PORT-AU-PRINCE, Haiti — SOS Journalistes Haiti prend note de la décision malencontreuse du “gouvernement de facto” d’imposer un arrêté scélérat et liberticide malheureusement prise au nom de l’encadrement et la protection de la liberté de la presse et d’expression, a-t-on appris vendredi de sources gouvernementales.

Le Secrétaire général de SOS Journalistes et le Directeur Exécutif de Journalistes contre la Corruption pour les Droits Humains et la Démocratie (JCDH), Joseph Guyler C. Delva, qualifie ce texte du gouvernement comme faisant partie des Basses œuvres de l’équipe au pouvoir.

“Il y a des Visas et des considérations malsains qui ne sont pas dignes d’être notifiés, tant ils se trouvent maintenant dépassés, appartenant tellement totalement au temps de la dictature des Duvaliers et d’autres régimes autoritaires répugnants du passé”, a précisé M. Delva.

“Le Conseil Présidentiel de Transition (CPT) qui se transforme en “Parlement de Facto”, qu’on aurait pu comprendre dans le cadre de l’accomplissement d’œuvres de bien commun, malheureusement agit comme de sals bourreaux, on dirait sans foi ni loi,” selon le leader de SOS Journalistes et du JCDH.

Le CPT et le gouvernement du Premier ministre Alix Didier Fils-Aimé, à travers le Conseil National des Télécommunications (CONATEL), ont adopté des mesures de représailles inacceptables contre Radio Mega, dont une émission de débat politique a été arbitrairement suspendue pendant 8 longs mois.

Il y a aussi d’horribles considérations faites ou appropriées par les autorités, dont on devrait avoir honte d’épouser aujourd’hui comme position en ce 21èm siècle.
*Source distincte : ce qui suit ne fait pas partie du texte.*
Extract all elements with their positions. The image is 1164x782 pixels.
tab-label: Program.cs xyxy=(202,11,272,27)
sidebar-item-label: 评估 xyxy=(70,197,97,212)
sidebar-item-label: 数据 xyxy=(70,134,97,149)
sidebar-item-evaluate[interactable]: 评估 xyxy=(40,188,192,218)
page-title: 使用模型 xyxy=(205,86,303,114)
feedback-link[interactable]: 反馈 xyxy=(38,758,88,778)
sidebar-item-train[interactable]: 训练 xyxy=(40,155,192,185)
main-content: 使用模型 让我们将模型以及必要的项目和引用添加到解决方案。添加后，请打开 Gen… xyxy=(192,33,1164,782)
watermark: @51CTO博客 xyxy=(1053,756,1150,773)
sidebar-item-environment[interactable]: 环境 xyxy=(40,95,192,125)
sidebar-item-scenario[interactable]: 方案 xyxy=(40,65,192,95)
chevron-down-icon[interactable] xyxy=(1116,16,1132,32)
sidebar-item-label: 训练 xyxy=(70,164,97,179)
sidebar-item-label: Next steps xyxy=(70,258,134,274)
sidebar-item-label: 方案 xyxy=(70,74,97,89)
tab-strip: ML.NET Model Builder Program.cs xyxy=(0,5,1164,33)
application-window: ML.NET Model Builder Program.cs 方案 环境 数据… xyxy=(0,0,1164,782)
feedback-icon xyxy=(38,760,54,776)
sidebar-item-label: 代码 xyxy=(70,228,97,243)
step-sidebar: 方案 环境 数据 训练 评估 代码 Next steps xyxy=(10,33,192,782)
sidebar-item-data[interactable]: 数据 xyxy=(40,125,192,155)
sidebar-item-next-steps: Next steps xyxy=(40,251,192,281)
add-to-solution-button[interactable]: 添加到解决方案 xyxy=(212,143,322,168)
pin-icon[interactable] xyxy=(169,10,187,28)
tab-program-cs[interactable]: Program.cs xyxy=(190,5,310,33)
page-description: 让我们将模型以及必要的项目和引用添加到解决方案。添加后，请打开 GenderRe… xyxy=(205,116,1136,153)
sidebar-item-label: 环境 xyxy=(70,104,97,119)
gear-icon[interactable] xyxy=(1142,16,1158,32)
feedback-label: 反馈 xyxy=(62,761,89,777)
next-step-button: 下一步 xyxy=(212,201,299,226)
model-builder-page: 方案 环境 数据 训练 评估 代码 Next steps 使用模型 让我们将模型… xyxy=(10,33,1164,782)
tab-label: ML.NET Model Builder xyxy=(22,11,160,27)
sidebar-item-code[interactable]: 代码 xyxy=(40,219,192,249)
Au contraire, à un moment où ces pratiques inspirent la honte et le dégoût, les gouvernants haitiens devraient se gêner avant de se lancer dans pareille entreprise.

SOS Journalistes Haiti a noté avec inquiétude cette grande propension de l’exécutif vers la multiplication des sanctions souvent pour injures, soi-disant diffamation, cyberharcèlement, et d’autres entraves prévues, pour rendre le travail des journalistes inutilement bien plus difficiles.
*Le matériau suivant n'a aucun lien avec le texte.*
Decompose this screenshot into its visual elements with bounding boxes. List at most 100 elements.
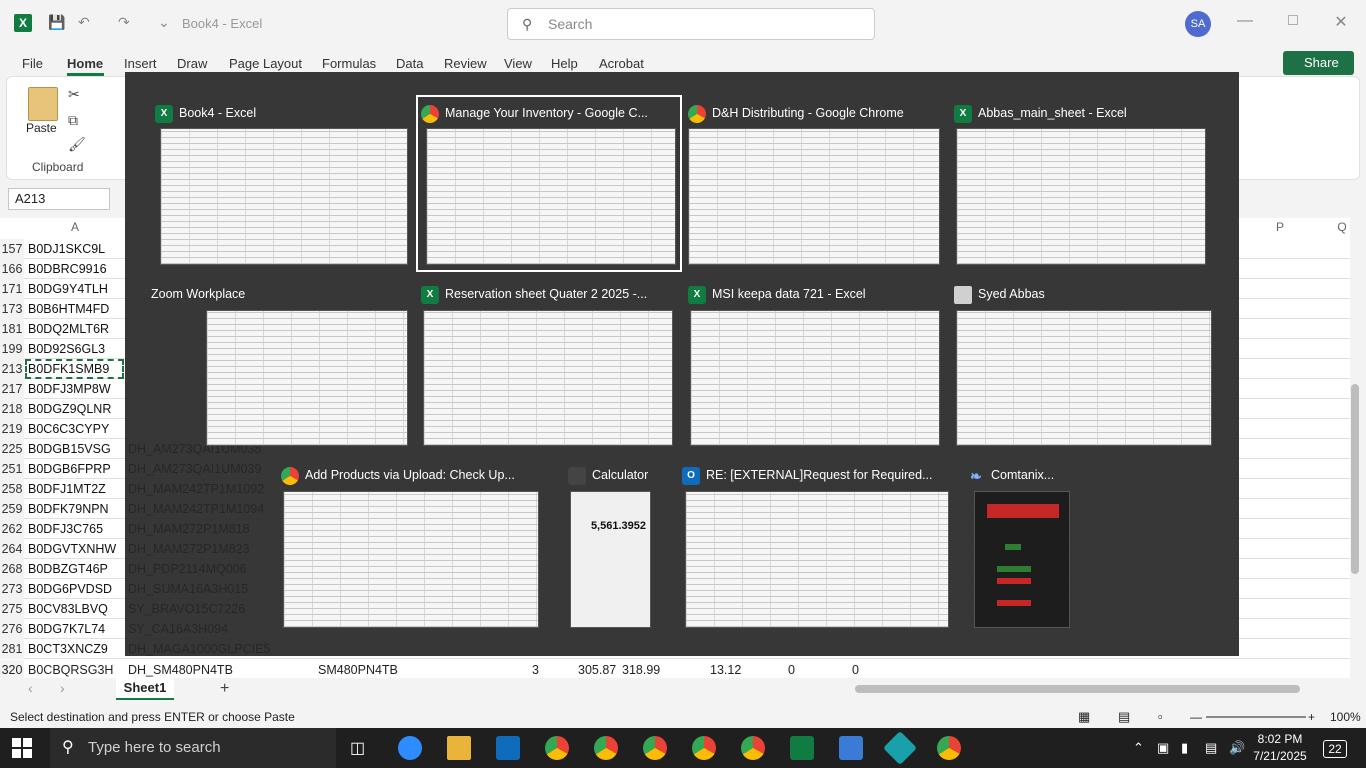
window-caption[interactable]: ❧ Comtanix... (967, 462, 1054, 488)
window-caption[interactable]: X Book4 - Excel (155, 100, 256, 126)
network-icon[interactable]: ▤ (1205, 740, 1217, 756)
cell-a[interactable]: B0DBZGT46P (28, 559, 108, 579)
cell-i[interactable]: 0 (852, 660, 859, 680)
column-header-a[interactable]: A (60, 220, 90, 238)
chrome-taskbar-icon[interactable] (594, 736, 618, 760)
customize-toolbar-icon[interactable]: ⌄ (158, 14, 170, 31)
cell-a[interactable]: B0DG9Y4TLH (28, 279, 108, 299)
cell-a[interactable]: B0DFJ3C765 (28, 519, 103, 539)
cell-c[interactable]: SM480PN4TB (318, 660, 398, 680)
window-preview[interactable]: 5,561.3952 (570, 491, 651, 628)
tab-help[interactable]: Help (551, 56, 578, 71)
window-preview[interactable] (685, 491, 949, 628)
zoom-in-icon[interactable]: + (1308, 706, 1315, 728)
next-sheet-icon[interactable]: › (60, 680, 65, 696)
taskbar-search-input[interactable]: ⚲ Type here to search (50, 728, 336, 768)
cell-h[interactable]: 0 (788, 660, 795, 680)
zoom-slider[interactable] (1206, 716, 1306, 718)
column-header-q[interactable]: Q (1334, 220, 1350, 238)
cell-a[interactable]: B0DBRC9916 (28, 259, 107, 279)
window-preview[interactable] (956, 128, 1206, 265)
cell-a[interactable]: B0B6HTM4FD (28, 299, 109, 319)
cell-a[interactable]: B0DG6PVDSD (28, 579, 112, 599)
cell-b[interactable]: DH_SM480PN4TB (128, 660, 233, 680)
chevron-up-icon[interactable]: ⌃ (1133, 740, 1144, 756)
minimize-icon[interactable]: — (1235, 12, 1255, 30)
vertical-scrollbar[interactable] (1351, 384, 1359, 574)
window-caption[interactable]: O RE: [EXTERNAL]Request for Required... (682, 462, 932, 488)
horizontal-scrollbar[interactable] (855, 685, 1300, 693)
notification-badge[interactable]: 22 (1323, 740, 1347, 758)
tab-review[interactable]: Review (444, 56, 487, 71)
window-preview[interactable] (283, 491, 539, 628)
cell-a[interactable]: B0CBQRSG3H (28, 660, 113, 680)
undo-icon[interactable]: ↶ (78, 14, 90, 31)
cell-a[interactable]: B0DGZ9QLNR (28, 399, 111, 419)
tab-data[interactable]: Data (396, 56, 423, 71)
page-layout-view-icon[interactable]: ▤ (1118, 706, 1130, 728)
cell-a[interactable]: B0CT3XNCZ9 (28, 639, 108, 659)
window-caption[interactable]: Syed Abbas (954, 281, 1045, 307)
window-caption[interactable]: X Reservation sheet Quater 2 2025 -... (421, 281, 647, 307)
tab-formulas[interactable]: Formulas (322, 56, 376, 71)
tab-home[interactable]: Home (67, 56, 103, 71)
window-caption[interactable]: X MSI keepa data 721 - Excel (688, 281, 866, 307)
cut-icon[interactable]: ✂ (68, 86, 80, 103)
cell-a[interactable]: B0DGB6FPRP (28, 459, 111, 479)
share-button[interactable]: Share (1283, 51, 1354, 75)
cell-a[interactable]: B0DFJ3MP8W (28, 379, 111, 399)
search-input[interactable]: ⚲ Search (507, 8, 875, 40)
window-preview[interactable] (206, 310, 408, 446)
cell-g[interactable]: 13.12 (710, 660, 741, 680)
window-caption[interactable]: zmZoom Workplace (151, 281, 245, 307)
window-preview[interactable] (160, 128, 408, 265)
battery-icon[interactable]: ▮ (1181, 740, 1188, 756)
cell-a[interactable]: B0DGB15VSG (28, 439, 111, 459)
cell-a[interactable]: B0DG7K7L74 (28, 619, 105, 639)
windows-start-icon[interactable] (12, 738, 32, 758)
file-explorer-taskbar-icon[interactable] (447, 736, 471, 760)
tab-draw[interactable]: Draw (177, 56, 207, 71)
cell-f[interactable]: 318.99 (622, 660, 660, 680)
format-painter-icon[interactable]: 🖌 (68, 136, 86, 153)
add-sheet-icon[interactable]: + (220, 680, 229, 698)
paste-icon[interactable] (28, 87, 58, 121)
window-preview[interactable] (956, 310, 1212, 446)
zoom-taskbar-icon[interactable] (398, 736, 422, 760)
selected-cell[interactable] (25, 359, 124, 379)
window-preview[interactable] (423, 310, 673, 446)
redo-icon[interactable]: ↷ (118, 14, 130, 31)
chrome-taskbar-icon[interactable] (643, 736, 667, 760)
table-row[interactable]: 320 B0CBQRSG3H DH_SM480PN4TB SM480PN4TB … (0, 660, 870, 680)
zoom-level[interactable]: 100% (1330, 706, 1361, 728)
window-preview[interactable] (688, 128, 940, 265)
sheet-tab[interactable]: Sheet1 (116, 678, 174, 700)
save-icon[interactable]: 💾 (48, 14, 65, 31)
cell-a[interactable]: B0DJ1SKC9L (28, 239, 105, 259)
window-preview[interactable] (974, 491, 1070, 628)
normal-view-icon[interactable]: ▦ (1078, 706, 1090, 728)
window-caption[interactable]: D&H Distributing - Google Chrome (688, 100, 904, 126)
paste-button-label[interactable]: Paste (26, 121, 57, 135)
tab-insert[interactable]: Insert (124, 56, 157, 71)
chrome-taskbar-icon[interactable] (741, 736, 765, 760)
volume-icon[interactable]: 🔊 (1229, 740, 1245, 756)
calculator-taskbar-icon[interactable] (839, 736, 863, 760)
cell-a[interactable]: B0C6C3CYPY (28, 419, 109, 439)
taskbar-clock[interactable]: 8:02 PM 7/21/2025 (1250, 731, 1310, 765)
chrome-taskbar-icon[interactable] (692, 736, 716, 760)
window-caption[interactable]: X Abbas_main_sheet - Excel (954, 100, 1127, 126)
outlook-taskbar-icon[interactable] (496, 736, 520, 760)
prev-sheet-icon[interactable]: ‹ (28, 680, 33, 696)
cell-a[interactable]: B0D92S6GL3 (28, 339, 105, 359)
cell-a[interactable]: B0DQ2MLT6R (28, 319, 109, 339)
tab-page-layout[interactable]: Page Layout (229, 56, 302, 71)
chrome-taskbar-icon[interactable] (545, 736, 569, 760)
zoom-out-icon[interactable]: — (1190, 706, 1202, 728)
meet-now-icon[interactable]: ▣ (1157, 740, 1169, 756)
cell-a[interactable]: B0CV83LBVQ (28, 599, 108, 619)
cell-a[interactable]: B0DGVTXNHW (28, 539, 116, 559)
tab-file[interactable]: File (22, 56, 43, 71)
tab-view[interactable]: View (504, 56, 532, 71)
window-preview[interactable] (690, 310, 940, 446)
En ce qui concerne les amendes et sanctions prévues, les autorités s’en donnent à cœur joie. Cet intérêt s’inscrit justement dans une logique d’obstruction à la liberté de la presse et d’expression.

Cette tentative du CPT et du gouvernement est déjà vouée à l’échec. Quand ces changements et améliorations seront apportés pour de bon, les autres acteurs clés du secteur, tels les patrons de presse et les médias en lignes, devront être également invités autour de la table de discussion.

Certainement, dans les jours à venir, SOS Journalistes et le JCDH entendent multiplier séances de formation continue, surtout sur les questions d’éthique pour encourager un exercice responsable de la liberté de la presse et d’expression en Haiti.

Fait à Port-au-Prince, le 23 décembre 2025.